- Born: 4 (16) October 1873 Rakhinka, Russia
- Died: 12 October 1941 Leningrad
- Citizenship: Russian Empire, Soviet Union
- Education: Warsaw University
- Known for: Stratigraphy of the Volga and Caspian Sea region; describing new reptile species
- Scientific career
- Fields: Geology, Paleontology

= Pavel Pravoslavlev =

Russian geologist and paleontologist

Pavel Aleksandrovich Pravoslavlev (Russian: Павел Александрович Православлев; 4 (16) October 1873, in Rakhinka – 12 October 1941, in Leningrad) was a Russian and Soviet geologist, stratigrapher, and paleontologist. Pravoslavlev's principal research dealt with the stratigraphic and paleontologic study of Neogene and Anthropogenic deposits in the Volga and Caspian Sea regions. He worked at Saint Petersburg University (then Leningrad University).

Pavel Pravoslavlev was the son of a rural Orthodox priest.

==Early life and education==
In 1894–1898, he studied at the Warsaw University, where he became interested in geology and was retained as a "professor candidate" (18 February 1899 - 18 February 1902) to continue studies under the supervision of Professor Vladimir Amalitskii.

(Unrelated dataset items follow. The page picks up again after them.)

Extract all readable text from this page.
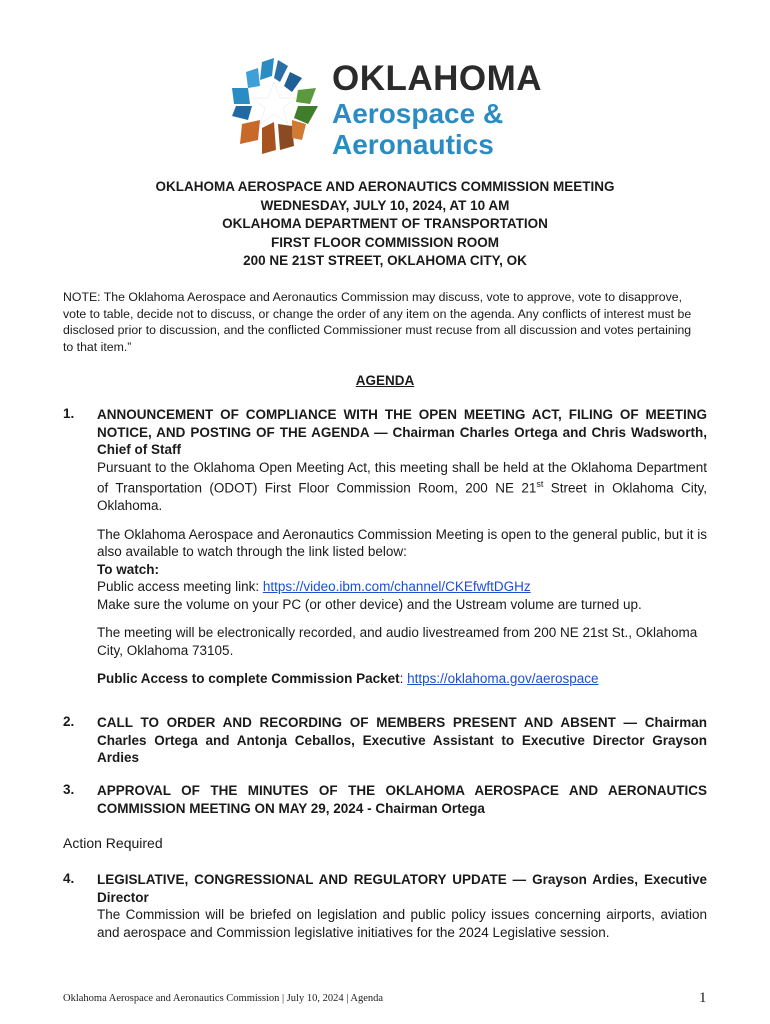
OKLAHOMA
Aerospace &
Aeronautics
OKLAHOMA AEROSPACE AND AERONAUTICS COMMISSION MEETING
WEDNESDAY, JULY 10, 2024, AT 10 AM
OKLAHOMA DEPARTMENT OF TRANSPORTATION
FIRST FLOOR COMMISSION ROOM
200 NE 21ST STREET, OKLAHOMA CITY, OK
NOTE: The Oklahoma Aerospace and Aeronautics Commission may discuss, vote to approve, vote to disapprove, vote to table, decide not to discuss, or change the order of any item on the agenda. Any conflicts of interest must be disclosed prior to discussion, and the conflicted Commissioner must recuse from all discussion and votes pertaining to that item.”
AGENDA
1. ANNOUNCEMENT OF COMPLIANCE WITH THE OPEN MEETING ACT, FILING OF MEETING NOTICE, AND POSTING OF THE AGENDA — Chairman Charles Ortega and Chris Wadsworth, Chief of Staff
Pursuant to the Oklahoma Open Meeting Act, this meeting shall be held at the Oklahoma Department of Transportation (ODOT) First Floor Commission Room, 200 NE 21st Street in Oklahoma City, Oklahoma.
The Oklahoma Aerospace and Aeronautics Commission Meeting is open to the general public, but it is also available to watch through the link listed below:
To watch:
Public access meeting link: https://video.ibm.com/channel/CKEfwftDGHz
Make sure the volume on your PC (or other device) and the Ustream volume are turned up.
The meeting will be electronically recorded, and audio livestreamed from 200 NE 21st St., Oklahoma City, Oklahoma 73105.
Public Access to complete Commission Packet: https://oklahoma.gov/aerospace
2. CALL TO ORDER AND RECORDING OF MEMBERS PRESENT AND ABSENT — Chairman Charles Ortega and Antonja Ceballos, Executive Assistant to Executive Director Grayson Ardies
3. APPROVAL OF THE MINUTES OF THE OKLAHOMA AEROSPACE AND AERONAUTICS COMMISSION MEETING ON MAY 29, 2024 - Chairman Ortega
Action Required
4. LEGISLATIVE, CONGRESSIONAL AND REGULATORY UPDATE — Grayson Ardies, Executive Director
The Commission will be briefed on legislation and public policy issues concerning airports, aviation and aerospace and Commission legislative initiatives for the 2024 Legislative session.
Oklahoma Aerospace and Aeronautics Commission | July 10, 2024 | Agenda	1
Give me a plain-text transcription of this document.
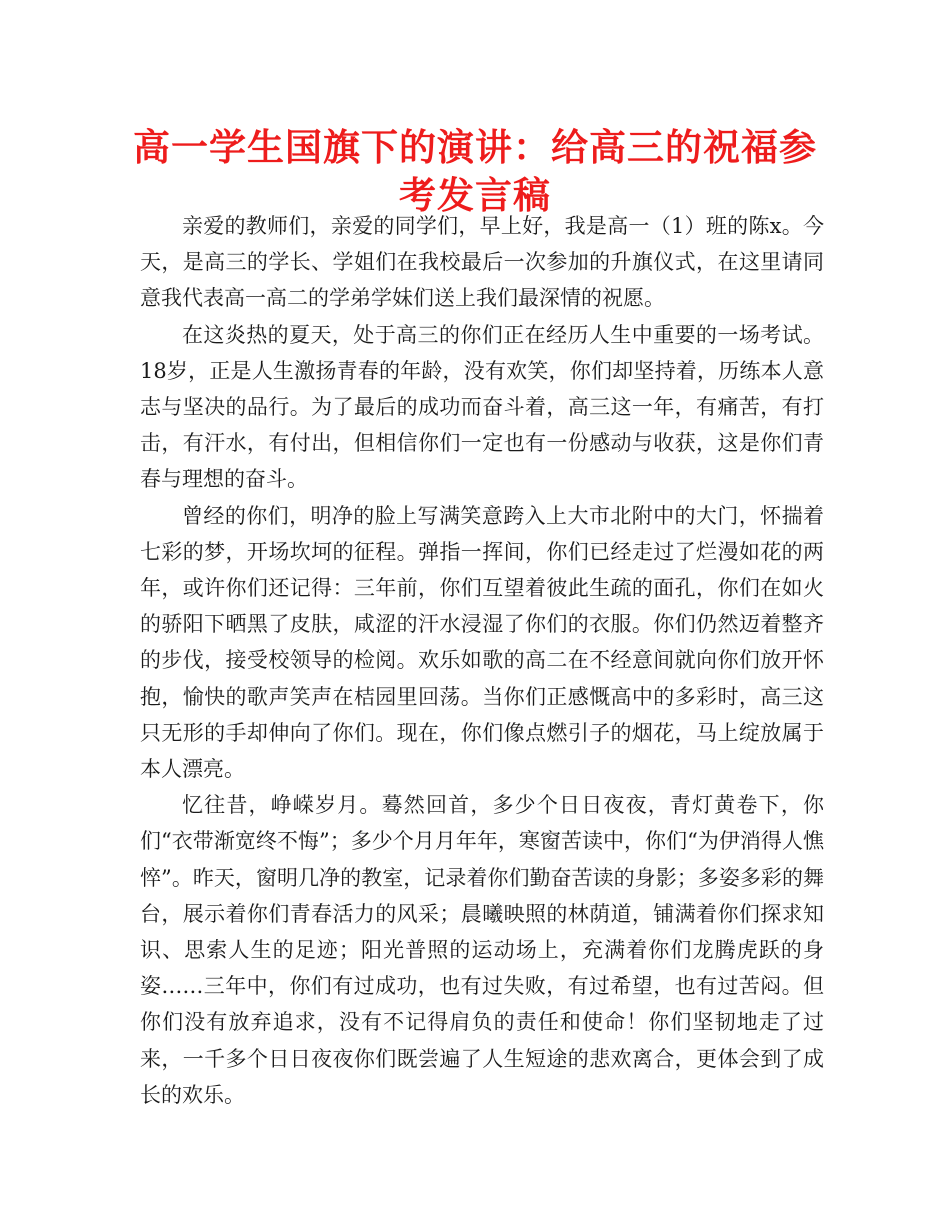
高一学生国旗下的演讲：给高三的祝福参考发言稿

亲爱的教师们，亲爱的同学们，早上好，我是高一（1）班的陈x。今天，是高三的学长、学姐们在我校最后一次参加的升旗仪式，在这里请同意我代表高一高二的学弟学妹们送上我们最深情的祝愿。

在这炎热的夏天，处于高三的你们正在经历人生中重要的一场考试。18岁，正是人生激扬青春的年龄，没有欢笑，你们却坚持着，历练本人意志与坚决的品行。为了最后的成功而奋斗着，高三这一年，有痛苦，有打击，有汗水，有付出，但相信你们一定也有一份感动与收获，这是你们青春与理想的奋斗。

曾经的你们，明净的脸上写满笑意跨入上大市北附中的大门，怀揣着七彩的梦，开场坎坷的征程。弹指一挥间，你们已经走过了烂漫如花的两年，或许你们还记得：三年前，你们互望着彼此生疏的面孔，你们在如火的骄阳下晒黑了皮肤，咸涩的汗水浸湿了你们的衣服。你们仍然迈着整齐的步伐，接受校领导的检阅。欢乐如歌的高二在不经意间就向你们放开怀抱，愉快的歌声笑声在桔园里回荡。当你们正感慨高中的多彩时，高三这只无形的手却伸向了你们。现在，你们像点燃引子的烟花，马上绽放属于本人漂亮。

忆往昔，峥嵘岁月。蓦然回首，多少个日日夜夜，青灯黄卷下，你们“衣带渐宽终不悔”；多少个月月年年，寒窗苦读中，你们“为伊消得人憔悴”。昨天，窗明几净的教室，记录着你们勤奋苦读的身影；多姿多彩的舞台，展示着你们青春活力的风采；晨曦映照的林荫道，铺满着你们探求知识、思索人生的足迹；阳光普照的运动场上，充满着你们龙腾虎跃的身姿……三年中，你们有过成功，也有过失败，有过希望，也有过苦闷。但你们没有放弃追求，没有不记得肩负的责任和使命！你们坚韧地走了过来，一千多个日日夜夜你们既尝遍了人生短途的悲欢离合，更体会到了成长的欢乐。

In 1902–1909, Pravoslavlev worked as a laboratory assistant at the geological office of the Warsaw University.

From 1 April 1909 to 29 September 1913, he held the position of Professor of Geology and Paleontology and Head of the Mining Department at the Don Polytechnic Institute in Novocherkassk.

In 1913, he researched the remains of extinct reptiles from the Don River region at the British Museum. While in London, he left his signature on the Lady Smith Woodward's (wife of Arthur Smith Woodward) tablecloth. Pravoslavlev named one of the species, Elasmosaurus amalitskii, based on a specimen containing vertebrae, limb girdles, and limb bones. However, Pervushov and colleagues considered E. amalitskii an indeterminate elasmosaurid.

From 1915, Pravoslavlev had worked at St. Petersburg University (then Leningrad University).

After the death of Amalitskii, Pravoslavlev described new species of the Late Permian fossil vertebrate fauna from the North Dvina River, Arkhangelsk District, Northern European Russia. In 1927, he published the first formal description of Inostrancevia, an extinct genus of large carnivorous therapsids. In his monograph, he named several additional species and revised in detail the morphology of the two known skeletons of I. alexandri. Of all the named species, I. latifrons was the only one recognised as a clearly distinct species within the genus, being based on skulls discovered within Arkhangelsk Oblast as well as a very incomplete skeleton from the village of Zavrazhye, located in Vladimir Oblast. Although Pravoslavlev's work was of significant importance, a reexamination of the skeletal anatomy is needed to broaden the understanding of the animal's biology.

He was the first one who described the Atelian sediments, identified by him in the lower reaches of the Volga River and on the Volga-Ural interfluve. The sediments correspond to a regressive stage in the Late Pleistocene history of the Caspian Sea, known as the Atelian regression.

Pavel Pravoslavlev died in Leningrad on 12 October 1941.

=== Memory ===
In 1948, Fedorov named an extinct Caspian Mollusca Didacna pravoslavlevi after Pavel Pravoslavlev.

In 1952, Vjuschkov named an extinct genus of gorgonopsian therapsids Pravoslavlevia after him.